With detailed request information and the expertise of cybersecurity professionals, you can gain a comprehensive understanding of the attack situation and proactively prevent it.
Use Filter to Analyze Abnormal Traffic
In the Log, you can use “Filter” feature to find the specific information you need. For example, you can search for relevant details such as the visited domain, URI, client IP, and headers that meet certain criteria.
For instance, some abnormal requests may lack common headers like “accept-encoding,” “accept-language,” or “user-agent.” These headers are typically present in regular browser requests.
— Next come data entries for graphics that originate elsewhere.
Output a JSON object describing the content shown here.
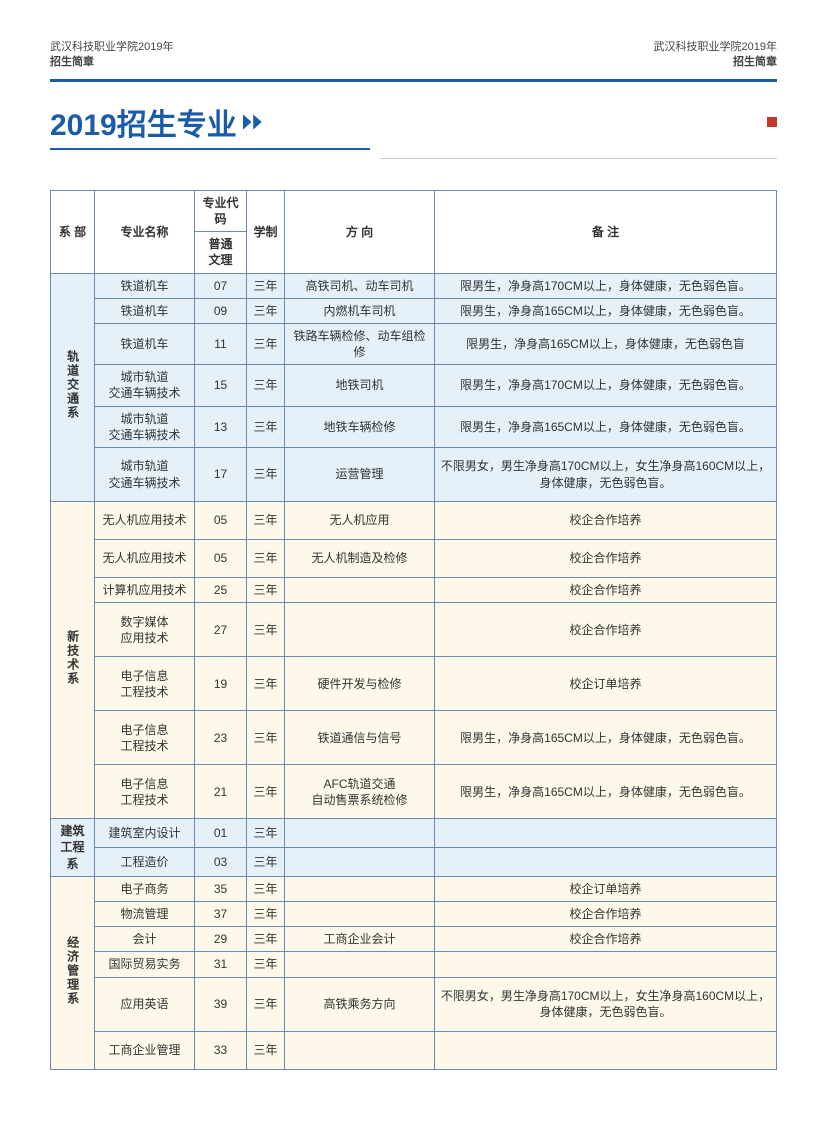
{
  "header": {
    "left_line1": "武汉科技职业学院2019年",
    "left_line2": "招生简章",
    "right_line1": "武汉科技职业学院2019年",
    "right_line2": "招生简章"
  },
  "title": "2019招生专业",
  "columns": {
    "dept": "系 部",
    "name": "专业名称",
    "code_top": "专业代码",
    "code_sub": "普通\n文理",
    "duration": "学制",
    "direction": "方 向",
    "note": "备 注"
  },
  "depts": [
    {
      "dept": "轨道交通系",
      "bg": "bg-blue",
      "rows": [
        {
          "name": "铁道机车",
          "code": "07",
          "dur": "三年",
          "dir": "高铁司机、动车司机",
          "note": "限男生，净身高170CM以上，身体健康，无色弱色盲。",
          "h": ""
        },
        {
          "name": "铁道机车",
          "code": "09",
          "dur": "三年",
          "dir": "内燃机车司机",
          "note": "限男生，净身高165CM以上，身体健康，无色弱色盲。",
          "h": ""
        },
        {
          "name": "铁道机车",
          "code": "11",
          "dur": "三年",
          "dir": "铁路车辆检修、动车组检修",
          "note": "限男生，净身高165CM以上，身体健康，无色弱色盲",
          "h": ""
        },
        {
          "name": "城市轨道\n交通车辆技术",
          "code": "15",
          "dur": "三年",
          "dir": "地铁司机",
          "note": "限男生，净身高170CM以上，身体健康，无色弱色盲。",
          "h": "mid"
        },
        {
          "name": "城市轨道\n交通车辆技术",
          "code": "13",
          "dur": "三年",
          "dir": "地铁车辆检修",
          "note": "限男生，净身高165CM以上，身体健康，无色弱色盲。",
          "h": "mid"
        },
        {
          "name": "城市轨道\n交通车辆技术",
          "code": "17",
          "dur": "三年",
          "dir": "运营管理",
          "note": "不限男女，男生净身高170CM以上，女生净身高160CM以上，身体健康，无色弱色盲。",
          "h": "tall"
        }
      ]
    },
    {
      "dept": "新技术系",
      "bg": "bg-cream",
      "rows": [
        {
          "name": "无人机应用技术",
          "code": "05",
          "dur": "三年",
          "dir": "无人机应用",
          "note": "校企合作培养",
          "noteCenter": true,
          "h": "mid"
        },
        {
          "name": "无人机应用技术",
          "code": "05",
          "dur": "三年",
          "dir": "无人机制造及检修",
          "note": "校企合作培养",
          "noteCenter": true,
          "h": "mid"
        },
        {
          "name": "计算机应用技术",
          "code": "25",
          "dur": "三年",
          "dir": "",
          "note": "校企合作培养",
          "noteCenter": true,
          "h": ""
        },
        {
          "name": "数字媒体\n应用技术",
          "code": "27",
          "dur": "三年",
          "dir": "",
          "note": "校企合作培养",
          "noteCenter": true,
          "h": "tall"
        },
        {
          "name": "电子信息\n工程技术",
          "code": "19",
          "dur": "三年",
          "dir": "硬件开发与检修",
          "note": "校企订单培养",
          "noteCenter": true,
          "h": "tall"
        },
        {
          "name": "电子信息\n工程技术",
          "code": "23",
          "dur": "三年",
          "dir": "铁道通信与信号",
          "note": "限男生，净身高165CM以上，身体健康，无色弱色盲。",
          "h": "tall"
        },
        {
          "name": "电子信息\n工程技术",
          "code": "21",
          "dur": "三年",
          "dir": "AFC轨道交通\n自动售票系统检修",
          "note": "限男生，净身高165CM以上，身体健康，无色弱色盲。",
          "h": "tall"
        }
      ]
    },
    {
      "dept": "建筑\n工程系",
      "bg": "bg-blue",
      "vert": false,
      "rows": [
        {
          "name": "建筑室内设计",
          "code": "01",
          "dur": "三年",
          "dir": "",
          "note": "",
          "h": ""
        },
        {
          "name": "工程造价",
          "code": "03",
          "dur": "三年",
          "dir": "",
          "note": "",
          "h": ""
        }
      ]
    },
    {
      "dept": "经济管理系",
      "bg": "bg-cream",
      "rows": [
        {
          "name": "电子商务",
          "code": "35",
          "dur": "三年",
          "dir": "",
          "note": "校企订单培养",
          "noteCenter": true,
          "h": ""
        },
        {
          "name": "物流管理",
          "code": "37",
          "dur": "三年",
          "dir": "",
          "note": "校企合作培养",
          "noteCenter": true,
          "h": ""
        },
        {
          "name": "会计",
          "code": "29",
          "dur": "三年",
          "dir": "工商企业会计",
          "note": "校企合作培养",
          "noteCenter": true,
          "h": ""
        },
        {
          "name": "国际贸易实务",
          "code": "31",
          "dur": "三年",
          "dir": "",
          "note": "",
          "h": ""
        },
        {
          "name": "应用英语",
          "code": "39",
          "dur": "三年",
          "dir": "高铁乘务方向",
          "note": "不限男女，男生净身高170CM以上，女生净身高160CM以上，身体健康，无色弱色盲。",
          "h": "tall"
        },
        {
          "name": "工商企业管理",
          "code": "33",
          "dur": "三年",
          "dir": "",
          "note": "",
          "h": "mid"
        }
      ]
    }
  ],
  "colors": {
    "brand": "#1b5ba8",
    "border": "#6b8ab0",
    "bg_blue": "#e6f0f9",
    "bg_cream": "#fdf8e9"
  }
}
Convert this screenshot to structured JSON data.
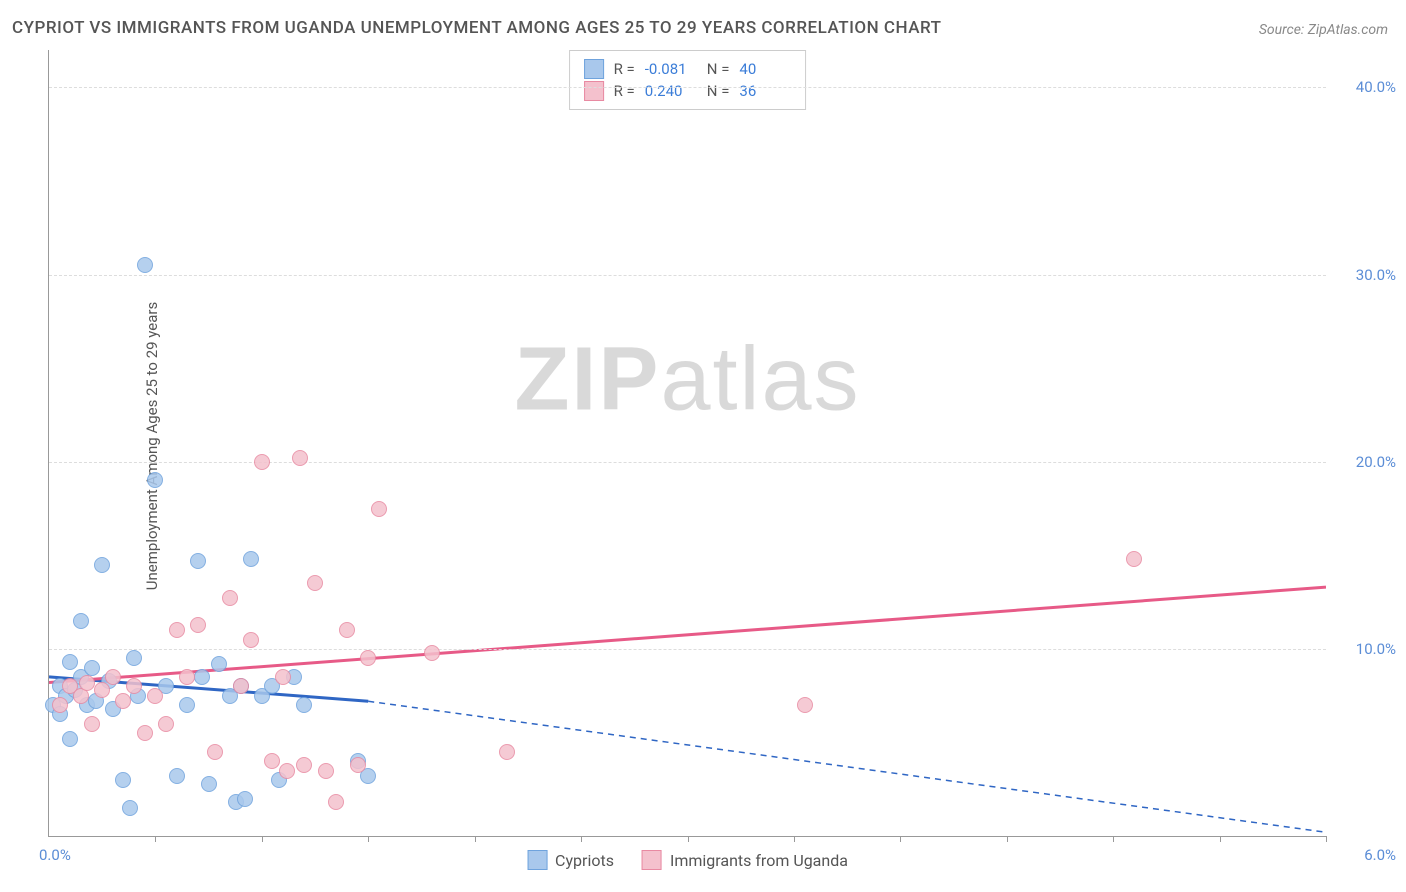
{
  "title": "CYPRIOT VS IMMIGRANTS FROM UGANDA UNEMPLOYMENT AMONG AGES 25 TO 29 YEARS CORRELATION CHART",
  "source": "Source: ZipAtlas.com",
  "y_axis_label": "Unemployment Among Ages 25 to 29 years",
  "watermark": "ZIPatlas",
  "chart": {
    "type": "scatter-correlation",
    "background_color": "#ffffff",
    "grid_color": "#dddddd",
    "axis_color": "#999999",
    "tick_label_color": "#5b8dd6",
    "xlim": [
      0.0,
      6.0
    ],
    "ylim": [
      0.0,
      42.0
    ],
    "y_ticks": [
      10.0,
      20.0,
      30.0,
      40.0
    ],
    "y_tick_labels": [
      "10.0%",
      "20.0%",
      "30.0%",
      "40.0%"
    ],
    "x_origin_label": "0.0%",
    "x_right_label": "6.0%",
    "x_tick_positions": [
      0.5,
      1.0,
      1.5,
      2.0,
      2.5,
      3.0,
      3.5,
      4.0,
      4.5,
      5.0,
      5.5,
      6.0
    ],
    "series": [
      {
        "name": "Cypriots",
        "color_fill": "#a9c8ec",
        "color_stroke": "#6fa3dd",
        "r_value": "-0.081",
        "n_value": "40",
        "trend": {
          "x1": 0.0,
          "y1": 8.5,
          "x2_solid": 1.5,
          "y2_solid": 7.2,
          "x2": 6.0,
          "y2": 0.2,
          "color": "#2f66c4"
        },
        "points": [
          {
            "x": 0.02,
            "y": 7.0
          },
          {
            "x": 0.05,
            "y": 6.5
          },
          {
            "x": 0.05,
            "y": 8.0
          },
          {
            "x": 0.08,
            "y": 7.5
          },
          {
            "x": 0.1,
            "y": 5.2
          },
          {
            "x": 0.1,
            "y": 9.3
          },
          {
            "x": 0.12,
            "y": 7.8
          },
          {
            "x": 0.15,
            "y": 8.5
          },
          {
            "x": 0.15,
            "y": 11.5
          },
          {
            "x": 0.18,
            "y": 7.0
          },
          {
            "x": 0.2,
            "y": 9.0
          },
          {
            "x": 0.22,
            "y": 7.2
          },
          {
            "x": 0.25,
            "y": 14.5
          },
          {
            "x": 0.28,
            "y": 8.3
          },
          {
            "x": 0.3,
            "y": 6.8
          },
          {
            "x": 0.35,
            "y": 3.0
          },
          {
            "x": 0.38,
            "y": 1.5
          },
          {
            "x": 0.4,
            "y": 9.5
          },
          {
            "x": 0.42,
            "y": 7.5
          },
          {
            "x": 0.45,
            "y": 30.5
          },
          {
            "x": 0.5,
            "y": 19.0
          },
          {
            "x": 0.55,
            "y": 8.0
          },
          {
            "x": 0.6,
            "y": 3.2
          },
          {
            "x": 0.65,
            "y": 7.0
          },
          {
            "x": 0.7,
            "y": 14.7
          },
          {
            "x": 0.72,
            "y": 8.5
          },
          {
            "x": 0.75,
            "y": 2.8
          },
          {
            "x": 0.8,
            "y": 9.2
          },
          {
            "x": 0.85,
            "y": 7.5
          },
          {
            "x": 0.88,
            "y": 1.8
          },
          {
            "x": 0.9,
            "y": 8.0
          },
          {
            "x": 0.92,
            "y": 2.0
          },
          {
            "x": 0.95,
            "y": 14.8
          },
          {
            "x": 1.0,
            "y": 7.5
          },
          {
            "x": 1.05,
            "y": 8.0
          },
          {
            "x": 1.08,
            "y": 3.0
          },
          {
            "x": 1.15,
            "y": 8.5
          },
          {
            "x": 1.2,
            "y": 7.0
          },
          {
            "x": 1.45,
            "y": 4.0
          },
          {
            "x": 1.5,
            "y": 3.2
          }
        ]
      },
      {
        "name": "Immigrants from Uganda",
        "color_fill": "#f4c1cd",
        "color_stroke": "#e88aa2",
        "r_value": "0.240",
        "n_value": "36",
        "trend": {
          "x1": 0.0,
          "y1": 8.2,
          "x2": 6.0,
          "y2": 13.3,
          "color": "#e75a87"
        },
        "points": [
          {
            "x": 0.05,
            "y": 7.0
          },
          {
            "x": 0.1,
            "y": 8.0
          },
          {
            "x": 0.15,
            "y": 7.5
          },
          {
            "x": 0.18,
            "y": 8.2
          },
          {
            "x": 0.2,
            "y": 6.0
          },
          {
            "x": 0.25,
            "y": 7.8
          },
          {
            "x": 0.3,
            "y": 8.5
          },
          {
            "x": 0.35,
            "y": 7.2
          },
          {
            "x": 0.4,
            "y": 8.0
          },
          {
            "x": 0.45,
            "y": 5.5
          },
          {
            "x": 0.5,
            "y": 7.5
          },
          {
            "x": 0.55,
            "y": 6.0
          },
          {
            "x": 0.6,
            "y": 11.0
          },
          {
            "x": 0.65,
            "y": 8.5
          },
          {
            "x": 0.7,
            "y": 11.3
          },
          {
            "x": 0.78,
            "y": 4.5
          },
          {
            "x": 0.85,
            "y": 12.7
          },
          {
            "x": 0.9,
            "y": 8.0
          },
          {
            "x": 0.95,
            "y": 10.5
          },
          {
            "x": 1.0,
            "y": 20.0
          },
          {
            "x": 1.05,
            "y": 4.0
          },
          {
            "x": 1.1,
            "y": 8.5
          },
          {
            "x": 1.12,
            "y": 3.5
          },
          {
            "x": 1.18,
            "y": 20.2
          },
          {
            "x": 1.2,
            "y": 3.8
          },
          {
            "x": 1.25,
            "y": 13.5
          },
          {
            "x": 1.3,
            "y": 3.5
          },
          {
            "x": 1.35,
            "y": 1.8
          },
          {
            "x": 1.4,
            "y": 11.0
          },
          {
            "x": 1.45,
            "y": 3.8
          },
          {
            "x": 1.5,
            "y": 9.5
          },
          {
            "x": 1.55,
            "y": 17.5
          },
          {
            "x": 1.8,
            "y": 9.8
          },
          {
            "x": 2.15,
            "y": 4.5
          },
          {
            "x": 3.55,
            "y": 7.0
          },
          {
            "x": 5.1,
            "y": 14.8
          }
        ]
      }
    ],
    "legend_bottom": [
      {
        "label": "Cypriots",
        "fill": "#a9c8ec",
        "stroke": "#6fa3dd"
      },
      {
        "label": "Immigrants from Uganda",
        "fill": "#f4c1cd",
        "stroke": "#e88aa2"
      }
    ]
  }
}
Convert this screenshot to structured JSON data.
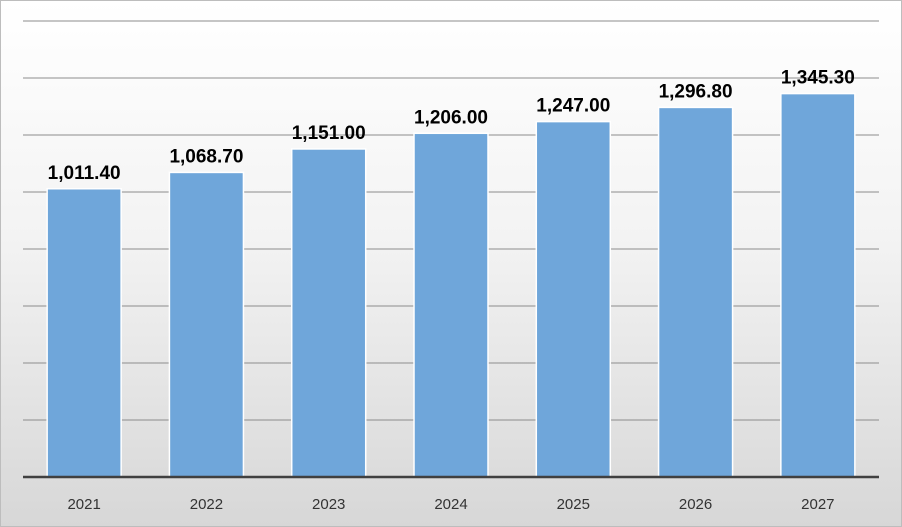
{
  "chart_data": {
    "type": "bar",
    "categories": [
      "2021",
      "2022",
      "2023",
      "2024",
      "2025",
      "2026",
      "2027"
    ],
    "values": [
      1011.4,
      1068.7,
      1151.0,
      1206.0,
      1247.0,
      1296.8,
      1345.3
    ],
    "data_labels": [
      "1,011.40",
      "1,068.70",
      "1,151.00",
      "1,206.00",
      "1,247.00",
      "1,296.80",
      "1,345.30"
    ],
    "title": "",
    "xlabel": "",
    "ylabel": "",
    "ylim": [
      0,
      1600
    ],
    "grid": true,
    "legend": "none",
    "colors": {
      "bar": "#6fa6da",
      "bar_edge": "#ffffff",
      "gridline": "#8c8c8c",
      "axis": "#404040"
    }
  }
}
If you notice a significant number of requests without these headers or with abnormal header contents, consider setting up WAF rules to block them.
Furthermore, you can examine the country of origin for source IPs to identify any abnormal attacks. If most of your legitimate traffic originates from Asian countries, but you observe abnormal traffic coming from European or American countries, it may be worth considering restrictions on access from those regions.
Real-Time Blocking of Layer 7 Attacks Using Alert Mechanisms
When using ApeiroCDN, you can stay on top of Layer 7 attacks by configuring alert settings.
Taking the image above as an example, we can set up an alert that triggers when a domain receives more than 1000 visits within a 10-minute timeframe. Once the threshold of malicious visits is reached, you will be notified.
Upon receiving the alert, you can monitor the dashboard and check the log to analyze attack trends and identify any unusual log entries. You can then set up WAF rules to block the attacks.
By using the search function on the dashboard, you can easily find domains targeted by malicious attacks and view detailed information such as visit count, source IP, and HTTP code. For more comprehensive visit records, the log provides access to detailed information and request headers, allowing you to understand the attackers’ attack patterns.
DDoS attacks are unpredictable and constantly evolving. That’s why it’s crucial for administrators to set up early warning alerts for abnormal traffic. By detecting and blocking traffic anomalies in real-time, you can ensure that your users always have the best experience.